VGGnet

2015-04-10

vgg-rule convolution relu weight-decay small-kernels alexnet-head depth architecture

"Very Deep Convolutional Networks for Large-Scale Image Recognition," Simonyan and Zisserman, https://arxiv.org/pdf/1409.1556. Named after the "Visual Geometry Group" at Oxford, this paper introduces two important architectural memes: small-kernels and vgg-rule. The primary theme in this paper is depth, and the architectural memes are induced as a tool to that end. Namely, when we are going for a deeper convolutional net, what structural cliches and rules we can use to guide us in selection of kernel sizes and depth? The basic hypothesis that motivates VGGnet in this regard is small-kernel-depth-efficiency combined with a quite logical rule: when the next layer changes in some way, for example, in spatial resolution, the number of filters is adjusted to keep time-complexity the same. The idea is that we have a certain throughput of compute and we want to change it only when we decide it is good to do so, e.g. when we need to speed up the network. One common cliche that occurs in the case when we do want to speed up the network is the use of bottleneck layers, which were not introduced or used in VGGnet. The small-kernel-depth-efficiency hypothesis is essentially the idea that deeper conv stacks with smaller kernels are superior to shallower nets with larger kernels. Some evidence from the paper:

In total, the learning rate was decreased 3 times, and the learning was stopped after 370K iterations (74 epochs). We conjecture that in spite of the larger number of parameters and the greater depth of our nets compared (Krizhevsky et al., 2012) (alexnet), the nets required less epochs to converge due to (a) implicit regularisation imposed by greater depth and smaller conv. filter sizes; (b) pre-initialisation of certain layers.

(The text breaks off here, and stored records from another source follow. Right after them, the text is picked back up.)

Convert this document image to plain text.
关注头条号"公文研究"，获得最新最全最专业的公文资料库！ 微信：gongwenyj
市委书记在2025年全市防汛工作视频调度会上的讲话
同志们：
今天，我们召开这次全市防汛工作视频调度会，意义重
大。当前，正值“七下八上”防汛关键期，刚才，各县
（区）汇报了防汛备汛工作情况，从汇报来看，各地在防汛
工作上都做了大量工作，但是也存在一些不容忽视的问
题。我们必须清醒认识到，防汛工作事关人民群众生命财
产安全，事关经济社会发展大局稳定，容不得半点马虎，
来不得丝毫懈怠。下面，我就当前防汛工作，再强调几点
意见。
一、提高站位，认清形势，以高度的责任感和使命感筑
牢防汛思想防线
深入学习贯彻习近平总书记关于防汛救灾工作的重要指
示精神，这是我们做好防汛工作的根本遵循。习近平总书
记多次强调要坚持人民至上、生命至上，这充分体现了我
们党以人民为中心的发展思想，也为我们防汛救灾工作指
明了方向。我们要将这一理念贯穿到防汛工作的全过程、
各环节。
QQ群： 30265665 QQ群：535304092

We also compared the net B with a shallow net with five 5x5 conv. layers, which was derived from B by replacing each pair of 3x3 conv. layers with a single 5x5 conv. layer (which has the same receptive field as explained in Sect. 2.3). The top-1 error of the shallow net was measured to be 7% higher than that of B (on a center crop), which confirms that a deep net with small filters outperforms a shallow net with larger filters.

Like alexnet the final three layers are fully-connected and softmax-multinomial is used to emit the resulting distribution. Basically the entire head (final section) of the network is taken from alexnet down to the numbers. As in alexnet, the dense layers at the end take up most of the parameter-count.